A likely factor in G. biloba's longevity is the set of insecticidal compounds found in its leaves and nuts. These include ginkgolide compounds, which can cause dangerous bleeding in humans who ingest them at high enough doses, but also the less well known bilobalide, which has powerful effects on insects but appears to be essentially non-toxic to people. Bilobalide also breaks down quickly in the environment, adding to its attributes for a "green" insecticide.
However, bilobalide has a complex carbon-skeleton structure with eight oxygen atoms that makes it inherently tricky to synthesize. Previously published methods were lengthy, in part because of the difficulty of getting all those oxygen atoms into the proper positions.
"We tried a different approach," Shenvi says. "Rather than chiseling away at the structure by putting oxygen atoms in one-by-one, we started with large, oxygen-containing fragments, and then pieced them together, like assembling Ikea furniture."
The new synthesis method, developed principally by graduate students Meghan Baker and Robert Demoret, as well as postdoc Masaki Ohtawa, culminated with a procedure in which the bowl-like molecular architecture was opened and a final oxygen atom was placed at a precise location inside it.
"Figuring out how to do the last part was a monumental effort," Shenvi says.
The synthesis, on the whole, involves far less time and effort compared to prior methods, and its development means that chemists now have a practical organic-synthesis method for making not only bilobalide but also derivative compounds, in order to investigate their properties as insecticides or even as potential pharmaceuticals. Researchers have reported in previous studies that bilobalide reverses cognitive deficits in an animal model of Down syndrome, and that it protects dopamine neurons in a model of Parkinson's disease.

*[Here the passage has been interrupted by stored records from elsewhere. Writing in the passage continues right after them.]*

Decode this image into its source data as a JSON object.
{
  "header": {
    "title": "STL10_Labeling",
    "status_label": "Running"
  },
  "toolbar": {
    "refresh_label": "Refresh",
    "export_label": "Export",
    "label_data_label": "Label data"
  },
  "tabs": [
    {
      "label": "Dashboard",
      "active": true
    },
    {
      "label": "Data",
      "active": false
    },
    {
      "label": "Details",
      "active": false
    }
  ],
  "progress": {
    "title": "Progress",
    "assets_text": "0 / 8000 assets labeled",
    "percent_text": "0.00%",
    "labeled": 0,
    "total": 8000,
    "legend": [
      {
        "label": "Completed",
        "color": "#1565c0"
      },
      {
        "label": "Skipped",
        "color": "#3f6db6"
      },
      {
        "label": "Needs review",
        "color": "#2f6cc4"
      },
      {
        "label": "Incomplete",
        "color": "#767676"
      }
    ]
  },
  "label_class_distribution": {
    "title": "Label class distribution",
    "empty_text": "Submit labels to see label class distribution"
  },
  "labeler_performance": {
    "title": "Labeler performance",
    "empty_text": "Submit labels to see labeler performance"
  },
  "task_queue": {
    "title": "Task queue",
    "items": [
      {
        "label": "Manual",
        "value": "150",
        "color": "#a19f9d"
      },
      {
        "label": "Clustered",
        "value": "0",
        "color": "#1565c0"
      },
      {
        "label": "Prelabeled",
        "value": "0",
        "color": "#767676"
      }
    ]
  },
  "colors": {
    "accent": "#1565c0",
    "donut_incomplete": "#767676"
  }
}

"We were first interested in bilobalide because of its potential relevance for human neuroscience," Shenvi says. "However, since word has spread about the new synthesis, we've had the strongest expression of interest from the agrochemical industry, because of bilobalide's good characteristics as an insecticide and its safety profile."
Shenvi and his colleagues plan to use their new method to make bilobalide analogs and explore their properties.